Back to learn seo
Crawl Budget: How Many Pages Search Engines Will Crawl on Your Site & How to Optimize It
We know that Google has massive data crawling, rendering, and indexing capabilities, and great big banks of servers all over the world. That doesn’t mean that the search engine resources are unlimited. Vast, but not unlimited.
When you have a finite resource – like time, money, or bandwidth – you budget it. When the SEO world talks about “crawl budget,” they’re talking about the resources that Google will spend on crawling, rendering, and indexing a specific website.
From an SEO perspective, the real-world impact of crawl budget appears in terms of how many of your pages are indexed and how quickly updates are reflected in the search results and cache.
While crawl budget isn’t a huge concern for smaller websites, large websites (especially ones that are JavaScript-heavy and change often) may run into issues.
What metrics measure crawl budget?
The following metrics can help you learn more about your site’s crawl budget:
- Pages crawled by Googlebot per day
- The number of pages reported as “Discovered – currently not indexed” in Google Search Console Coverage reports
- The delay between a URL’s submission via XML sitemap and Google’s indexing that URL
Crawl budget also has lagging indicators as well. If a page isn’t crawled, for example, it won’t be indexed. If it isn’t indexed, it won’t rank or earn any organic search traffic. On the flip side, crawl budget improvements can not only improve your leading metrics (e.g. total number of pages crawled), but also your lagging indicators (e.g. rankings and traffic).
If you’re not sure where to start, take a look at the deep pages on your site — the pages that take 5+ clicks to get to from the home page. Typically, the deeper a page is on the site, the less frequently search engine bots will crawl it.
How to improve a site’s crawl budget
Google is budgeting its resources to determine how frequently to return to your site, how much time to spend on it, and how deep to go into it. If you want to improve those searchbot behaviors, you’ve got to influence them.
According to Google, they determine crawl budget by looking at crawl rate limit and crawl demand.
Improving crawl rate limit
Crawl rate limit is a combination of factors that, when taken together, determine when Google will stop crawling your website. Factors that influence crawl rate limit include:
- Page speed (e.g. How fast/slow are the pages loading?)

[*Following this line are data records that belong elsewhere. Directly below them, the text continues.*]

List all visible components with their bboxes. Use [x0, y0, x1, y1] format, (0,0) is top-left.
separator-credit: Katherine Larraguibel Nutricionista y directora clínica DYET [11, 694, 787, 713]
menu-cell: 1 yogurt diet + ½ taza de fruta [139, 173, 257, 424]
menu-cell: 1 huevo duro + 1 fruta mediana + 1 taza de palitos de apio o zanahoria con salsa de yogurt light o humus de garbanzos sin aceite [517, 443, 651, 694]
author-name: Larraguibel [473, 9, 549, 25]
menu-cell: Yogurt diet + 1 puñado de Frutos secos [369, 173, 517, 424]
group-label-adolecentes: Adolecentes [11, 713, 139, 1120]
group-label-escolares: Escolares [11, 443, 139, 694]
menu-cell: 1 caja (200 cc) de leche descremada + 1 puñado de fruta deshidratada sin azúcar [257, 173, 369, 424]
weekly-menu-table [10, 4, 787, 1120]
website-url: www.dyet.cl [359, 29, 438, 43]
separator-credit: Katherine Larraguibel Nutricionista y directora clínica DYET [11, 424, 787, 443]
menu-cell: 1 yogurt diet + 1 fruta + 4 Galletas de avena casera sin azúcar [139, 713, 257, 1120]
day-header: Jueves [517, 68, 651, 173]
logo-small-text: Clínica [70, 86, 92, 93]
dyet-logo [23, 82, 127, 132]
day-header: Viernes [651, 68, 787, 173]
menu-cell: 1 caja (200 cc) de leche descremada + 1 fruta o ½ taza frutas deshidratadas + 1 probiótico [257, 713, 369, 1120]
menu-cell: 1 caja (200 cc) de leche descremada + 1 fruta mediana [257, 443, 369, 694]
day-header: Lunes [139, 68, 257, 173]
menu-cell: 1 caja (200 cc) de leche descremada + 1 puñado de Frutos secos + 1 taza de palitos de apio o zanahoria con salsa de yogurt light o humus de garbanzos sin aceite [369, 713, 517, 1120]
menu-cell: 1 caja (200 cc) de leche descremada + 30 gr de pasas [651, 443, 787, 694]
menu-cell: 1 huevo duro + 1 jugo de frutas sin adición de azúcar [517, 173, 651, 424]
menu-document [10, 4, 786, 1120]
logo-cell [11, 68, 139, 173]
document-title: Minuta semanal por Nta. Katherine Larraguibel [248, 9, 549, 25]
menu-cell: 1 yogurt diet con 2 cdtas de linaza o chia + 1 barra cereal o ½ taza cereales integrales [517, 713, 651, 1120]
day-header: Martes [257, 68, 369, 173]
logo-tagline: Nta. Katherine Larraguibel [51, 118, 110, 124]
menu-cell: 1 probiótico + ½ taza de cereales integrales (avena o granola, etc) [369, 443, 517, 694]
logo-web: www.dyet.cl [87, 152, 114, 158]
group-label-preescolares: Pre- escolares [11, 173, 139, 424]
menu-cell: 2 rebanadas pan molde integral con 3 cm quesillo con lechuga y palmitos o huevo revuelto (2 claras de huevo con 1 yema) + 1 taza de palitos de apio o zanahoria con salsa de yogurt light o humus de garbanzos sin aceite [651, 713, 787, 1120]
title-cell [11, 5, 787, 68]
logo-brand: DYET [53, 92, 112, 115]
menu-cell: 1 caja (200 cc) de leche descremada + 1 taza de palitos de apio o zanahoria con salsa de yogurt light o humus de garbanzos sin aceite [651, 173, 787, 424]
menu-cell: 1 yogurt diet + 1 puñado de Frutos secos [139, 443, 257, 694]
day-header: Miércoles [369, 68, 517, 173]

- Error codes (e.g. Is the crawler running into 5xx errors?)
- GSC crawl limit (e.g. Have you manually set a limit in Google Search Console?)
This is where collaborating with your development team is crucial, since they are often the ones that can help make page speed improvements, server improvements, and other technical changes to the website.
Improving crawl demand
The other factor Google looks at to determine crawl budget is crawl demand. Factors that influence crawl demand include:
- Popularity
- Content freshness
The concept of “crawl budget” has been described as an allotment of time the bot spends on a website. If your pages are too slow, it will necessarily have to spend more time executing them, rather than skipping merrily along to the next page. If the landing page it finds when it gets there is old, repetitive, or low quality, it will keep going, but eventually it will determine to spend less time on the site the next time it visits.
Common problem areas for crawl budget
There are a few top contenders for problem areas when it comes to crawl budget:
- Faceted navigation
- Mobile Link Structure
- Page Bloat
Faceted navigation is usually the worst culprit for crawl budget issues, as it is easy to create without noticing. When search filters, parameters, and on-site searches create new URLs that are accessible to the Googlebot, there are potentially hundreds of thousands of URLs being created and indexed. Some of these pages may be of value to your potential search users, but certainly not all of them are valuable. The key with faceted navigation is to be deliberate and strategic about it. Choose which pages to link to, optimize, and ensure are different from everything else on your site. The remainder can be marked no-index, or better yet, suppress the generation of new unique URLs with those parameters entirely.
Most of the time the Googlebot that is crawling and indexing the pages first is the mobilebot. This is important when the internal link structure and navigation on your mobile site are different from the desktop site. If the mobilebot can’t discover and crawl pages, then they are likely to wait a long while to be discovered.
As above, the quality and value of the pages for search users does impact the amount of time Google will spend on a site. Strategic pruning, redirecting and no-indexing of low-quality landing pages takes time, but can pay off in terms of crawl budget, not to mention overall site quality.